In all of U.S. history, we have never seen a spike in unemployment like we are witnessing right now.  Last Thursday it was announced that more than 3.2 million Americans had filed new claims for unemployment benefits during the previous week, and many believe that the number that will be announced this Thursday will be even larger.  By the way, the previous all-time record for a single week was just 695,000.  So what is happening right now is absolutely nuts.  49 percent of U.S. companies anticipate conducting layoffs within the next 3 months, and the St. Louis Fed is projecting that the unemployment rate in this country will soon rise to 32 percent.  Before the coronavirus pandemic started shutting virtually everything down, approximately 158 million Americans were employed, and so we could soon have tens of millions of unemployed workers on our hands if the St. Louis Fed’s projection is accurate.
How are we possibly going to take care of them all?
To call this a “tsunami of unemployment” would be a massive understatement.  According to California Governor Gavin Newsom, more than 1.6 million residents of his state have filed for unemployment in recent weeks
It took the coronavirus pandemic less than a month to triple California’s unemployment rolls and plunge the state’s economy into a tailspin comparable to the Great Recession.
Gov. Gavin Newsom, in his daily update on the fight against COVID-19 on Tuesday, said “well over 1.6 million Californians” have filed for unemployment. A record 150,000 Californians filed claims Monday alone, he said.

Over on the east coast, New York Governor Andrew Cuomo is claiming that there are times when “hundreds of thousands of people” are trying to access his state’s unemployment website simultaneously…
New Yorkers are struggling to file claims for unemployment benefits, as applications have inundated the state’s Department of Labor. At a news conference Tuesday, Gov. Andrew Cuomo, a Democrat, acknowledged the state is having problems processing claims.
“I apologize for the pain—it must be infuriating to deal with,” he said. “The site is so deluged that it keeps crashing because you literally have hundreds of thousands of people at any time trying to get on the site.”
Meanwhile, more Americans are losing their jobs with each passing day.  In fact, a brand new survey just discovered that 28 percent of Americans have already “lost wages or other personal income” during this crisis…

Economists surveyed by Bloomberg estimate a Labor Department report Thursday morning will show 3.5 million Americans filed initial applications for unemployment insurance last week, up from the record 3.3 million who sought benefits the prior week.
Some economists expect a far bigger total. Nomura forecasts 4.1 million; Morgan Stanley, 4.5 million; and Bank of America, 5.5 million. Such first-time jobless claims represent the best measure of layoffs across the country.
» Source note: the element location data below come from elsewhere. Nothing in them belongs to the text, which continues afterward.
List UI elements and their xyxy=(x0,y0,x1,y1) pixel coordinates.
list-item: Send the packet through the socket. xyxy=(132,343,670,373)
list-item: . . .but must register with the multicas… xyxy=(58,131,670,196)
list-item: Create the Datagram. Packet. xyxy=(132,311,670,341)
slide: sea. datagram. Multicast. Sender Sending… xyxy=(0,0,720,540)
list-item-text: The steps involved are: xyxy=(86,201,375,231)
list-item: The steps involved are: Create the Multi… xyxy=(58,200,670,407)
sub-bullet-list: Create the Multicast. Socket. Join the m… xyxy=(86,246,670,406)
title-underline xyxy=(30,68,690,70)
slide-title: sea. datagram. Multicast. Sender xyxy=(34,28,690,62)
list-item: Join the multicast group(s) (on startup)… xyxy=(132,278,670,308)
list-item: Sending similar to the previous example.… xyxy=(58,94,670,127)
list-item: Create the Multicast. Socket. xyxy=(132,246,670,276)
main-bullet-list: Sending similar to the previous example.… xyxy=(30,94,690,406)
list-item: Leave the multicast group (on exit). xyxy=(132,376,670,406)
But even if every “shelter-in-place” order was immediately lifted all across America, a large portion of the population would still be deathly afraid of the coronavirus and economic activity would still be greatly depressed from previous levels.
Everyone needs to understand that the unsustainable debt-fueled prosperity that we were enjoying is not coming back, and our day of reckoning has finally arrived.
The “everything bubble” has finally burst, and Egon von Greyerz is warning that we are heading straight into “a collapse”…
As the bubble continued to grow for over ten years since the 2006-9 crisis, very few understood that the last crisis was just a rehearsal with none of the underlying problems resolved. By printing and lending $140 trillion since 2006, the problem and risks weren’t just kicked down the road but made exponentially greater.
So here we are in the spring of 2020 with debts, unfunded liabilities and derivatives of around $2.5 quadrillion. This is a sum that is impossible to fathom but if we say that it is almost 30x global GDP, it gives us an idea what the world and central banks will have to grapple with in the next few years.